Ensino Superior

II Fórum Cultural marcado por debate sobre falta de espaços para estruturas culturais da AAC

Cedida pela Secção de Fotografia da Associação Académica de Coimbra

Proposto mapeamento do património da UC para resolver problema da perda de espaços por parte das secções culturais. Discussão sobre financiamento inadequado leva estruturas a sugerirem nova linha de apoio. Por Guilherme Borges

O evento, organizado pelo Conselho Cultural da Associação Académica de Coimbra (CC/AAC), ocorreu entre os dias 3 e 4 de fevereiro, na antiga Cantina dos Grelhados. A sucessiva perda de espaços, sem oferta alternativa, ao mesmo tempo que a atividade cultural da AAC continua a crescer, foi o tema principal. Enquanto o I Fórum Cultural, realizado no ano passado, foi “focado na identificação de problemas”, o deste ano foi “muito mais virado para o pensamento de soluções e alternativas”, analisa o tesoureiro do CC/AAC, Luís Almeida.

No decorrer do evento foram discutidas as dificuldades sistémicas das secções culturais.
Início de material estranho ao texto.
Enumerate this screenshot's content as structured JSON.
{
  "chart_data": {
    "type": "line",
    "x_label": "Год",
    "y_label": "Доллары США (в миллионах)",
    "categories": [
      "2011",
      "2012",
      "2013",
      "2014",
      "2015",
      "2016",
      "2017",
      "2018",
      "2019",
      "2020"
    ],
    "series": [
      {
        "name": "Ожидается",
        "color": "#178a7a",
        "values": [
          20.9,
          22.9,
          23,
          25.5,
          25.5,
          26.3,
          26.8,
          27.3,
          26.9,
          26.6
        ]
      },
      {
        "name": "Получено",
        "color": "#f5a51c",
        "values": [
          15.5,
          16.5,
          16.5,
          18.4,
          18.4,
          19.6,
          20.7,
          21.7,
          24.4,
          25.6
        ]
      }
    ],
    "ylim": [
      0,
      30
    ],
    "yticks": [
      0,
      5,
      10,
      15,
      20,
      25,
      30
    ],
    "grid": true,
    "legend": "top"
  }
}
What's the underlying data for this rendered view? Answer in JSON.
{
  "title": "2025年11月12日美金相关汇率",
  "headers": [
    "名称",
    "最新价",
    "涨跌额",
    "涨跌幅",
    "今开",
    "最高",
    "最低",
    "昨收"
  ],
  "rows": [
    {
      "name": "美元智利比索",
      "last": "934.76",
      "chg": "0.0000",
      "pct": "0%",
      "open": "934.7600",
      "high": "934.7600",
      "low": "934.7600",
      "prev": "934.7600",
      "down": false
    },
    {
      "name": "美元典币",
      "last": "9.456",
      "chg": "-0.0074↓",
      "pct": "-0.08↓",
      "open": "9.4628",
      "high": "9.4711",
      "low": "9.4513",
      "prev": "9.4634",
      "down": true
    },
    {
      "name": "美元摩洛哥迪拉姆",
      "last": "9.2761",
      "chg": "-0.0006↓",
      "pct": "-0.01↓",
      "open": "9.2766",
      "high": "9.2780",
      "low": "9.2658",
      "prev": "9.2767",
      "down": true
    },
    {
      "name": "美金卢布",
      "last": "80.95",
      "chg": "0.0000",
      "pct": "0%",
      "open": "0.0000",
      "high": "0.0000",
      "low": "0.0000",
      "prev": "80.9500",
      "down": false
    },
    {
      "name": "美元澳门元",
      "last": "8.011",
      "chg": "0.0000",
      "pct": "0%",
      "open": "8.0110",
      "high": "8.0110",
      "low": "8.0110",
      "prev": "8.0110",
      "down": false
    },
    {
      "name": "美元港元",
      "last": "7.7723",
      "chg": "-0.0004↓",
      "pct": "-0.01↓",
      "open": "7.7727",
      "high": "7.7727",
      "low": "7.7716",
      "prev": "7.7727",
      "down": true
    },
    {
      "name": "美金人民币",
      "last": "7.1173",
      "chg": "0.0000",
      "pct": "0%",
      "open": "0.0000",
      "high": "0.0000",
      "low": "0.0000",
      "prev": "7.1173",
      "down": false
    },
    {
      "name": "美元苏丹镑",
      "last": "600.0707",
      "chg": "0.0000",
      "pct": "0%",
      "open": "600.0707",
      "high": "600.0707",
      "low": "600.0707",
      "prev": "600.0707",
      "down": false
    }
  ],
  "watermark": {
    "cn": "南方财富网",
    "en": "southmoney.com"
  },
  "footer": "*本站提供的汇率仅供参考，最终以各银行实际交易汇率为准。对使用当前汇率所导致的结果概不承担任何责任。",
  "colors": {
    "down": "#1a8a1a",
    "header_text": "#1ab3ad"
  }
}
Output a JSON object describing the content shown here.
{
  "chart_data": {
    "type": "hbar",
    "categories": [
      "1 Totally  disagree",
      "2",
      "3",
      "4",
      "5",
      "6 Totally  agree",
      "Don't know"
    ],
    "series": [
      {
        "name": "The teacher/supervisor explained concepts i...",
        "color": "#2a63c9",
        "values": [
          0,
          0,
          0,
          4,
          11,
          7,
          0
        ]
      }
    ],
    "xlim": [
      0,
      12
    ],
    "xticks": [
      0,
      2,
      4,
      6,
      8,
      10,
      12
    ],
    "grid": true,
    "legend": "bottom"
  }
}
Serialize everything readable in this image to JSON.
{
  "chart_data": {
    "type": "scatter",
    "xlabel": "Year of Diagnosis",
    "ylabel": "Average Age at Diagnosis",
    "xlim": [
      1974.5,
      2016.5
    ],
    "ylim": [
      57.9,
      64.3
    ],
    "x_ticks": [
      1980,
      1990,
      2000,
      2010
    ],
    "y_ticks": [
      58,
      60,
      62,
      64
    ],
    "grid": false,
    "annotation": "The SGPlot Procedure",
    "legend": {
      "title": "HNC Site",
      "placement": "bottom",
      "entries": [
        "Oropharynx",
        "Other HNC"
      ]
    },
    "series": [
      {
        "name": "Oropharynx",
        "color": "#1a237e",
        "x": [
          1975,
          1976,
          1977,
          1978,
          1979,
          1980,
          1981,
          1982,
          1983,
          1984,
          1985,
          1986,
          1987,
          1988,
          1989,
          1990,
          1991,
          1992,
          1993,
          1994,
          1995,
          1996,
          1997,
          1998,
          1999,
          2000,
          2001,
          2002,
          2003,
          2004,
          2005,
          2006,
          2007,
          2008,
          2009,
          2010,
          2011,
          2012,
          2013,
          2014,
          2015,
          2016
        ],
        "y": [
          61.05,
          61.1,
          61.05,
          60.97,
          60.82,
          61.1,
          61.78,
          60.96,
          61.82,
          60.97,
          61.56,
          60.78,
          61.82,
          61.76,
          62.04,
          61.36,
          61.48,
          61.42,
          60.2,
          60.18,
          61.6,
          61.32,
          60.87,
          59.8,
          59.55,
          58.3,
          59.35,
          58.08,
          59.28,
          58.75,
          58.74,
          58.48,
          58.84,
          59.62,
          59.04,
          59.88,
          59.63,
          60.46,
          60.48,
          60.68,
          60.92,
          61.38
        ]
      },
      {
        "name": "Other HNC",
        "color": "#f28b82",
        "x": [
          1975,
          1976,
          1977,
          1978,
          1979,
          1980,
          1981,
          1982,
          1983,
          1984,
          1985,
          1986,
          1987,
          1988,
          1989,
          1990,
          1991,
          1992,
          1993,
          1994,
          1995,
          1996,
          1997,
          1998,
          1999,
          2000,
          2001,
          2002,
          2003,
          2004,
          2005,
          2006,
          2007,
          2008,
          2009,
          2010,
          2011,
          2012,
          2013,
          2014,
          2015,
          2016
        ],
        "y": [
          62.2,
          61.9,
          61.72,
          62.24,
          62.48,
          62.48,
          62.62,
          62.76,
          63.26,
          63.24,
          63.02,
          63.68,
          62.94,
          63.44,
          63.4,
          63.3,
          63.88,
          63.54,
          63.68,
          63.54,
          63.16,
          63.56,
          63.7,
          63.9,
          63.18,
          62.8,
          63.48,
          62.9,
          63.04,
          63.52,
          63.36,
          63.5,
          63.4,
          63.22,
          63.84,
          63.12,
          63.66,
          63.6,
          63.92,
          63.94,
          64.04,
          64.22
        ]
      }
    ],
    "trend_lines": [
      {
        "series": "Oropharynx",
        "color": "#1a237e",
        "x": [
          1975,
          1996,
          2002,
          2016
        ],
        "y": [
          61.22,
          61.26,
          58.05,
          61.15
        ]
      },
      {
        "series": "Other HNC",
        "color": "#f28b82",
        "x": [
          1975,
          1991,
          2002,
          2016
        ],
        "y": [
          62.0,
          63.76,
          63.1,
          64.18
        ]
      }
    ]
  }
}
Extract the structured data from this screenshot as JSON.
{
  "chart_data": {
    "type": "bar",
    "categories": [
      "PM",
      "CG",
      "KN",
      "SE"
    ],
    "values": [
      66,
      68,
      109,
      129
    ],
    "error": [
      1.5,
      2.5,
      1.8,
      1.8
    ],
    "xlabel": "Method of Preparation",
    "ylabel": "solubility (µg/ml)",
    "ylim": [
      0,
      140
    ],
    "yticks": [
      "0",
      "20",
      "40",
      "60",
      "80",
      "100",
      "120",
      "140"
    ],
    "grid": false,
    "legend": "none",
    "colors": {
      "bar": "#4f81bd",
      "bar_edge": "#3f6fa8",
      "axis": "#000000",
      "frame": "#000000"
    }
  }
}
A moção resultante sobre espaços académicos, desenvolvida pelos participantes, expõe que a “necessidade de melhoria das condições dos espaços existentes são problemas que têm vindo a assolar a AAC há vários anos”.

A moção relativa ao painel sobre o Observatório da Cultura da Universidade de Coimbra (OCUC) vai ser redigida de acordo com as problemáticas debatidas no fórum. O secretário-geral do CC/AAC, César Sousa, afirma que “um dos grandes problemas que se detetam e que são de consenso geral é a operatividade da atribuição de estatutos para estudantes integrados em atividades culturais”.

O secretário-geral declara que “o que acontece hoje é um processo moroso, que tem dado problemas aos estudantes que acabam por não beneficiar dos seus direitos”. Aponta, por exemplo, a possibilidade de inscrições em época extraordinária de exames e a preferência de inscrição em turmas. É preciso um “mecanismo mais célere” para que esses direitos se possam concretizar, ressalta César Sousa. Outro problema detetado pelos presentes foi a questão da falta de linhas de financiamento por parte da reitoria e do OCUC adequadas à atividade das secções.

Neste momento, as estruturas dispõem de três momentos para se candidatarem a apoios por parte da UC: o Ciclo Mimesis, o Ciclo Orphika e a Semana Cultural. No entanto, são períodos curtos ou fora do âmbito das estruturas culturais, o que constitui uma problemática, explica César Sousa.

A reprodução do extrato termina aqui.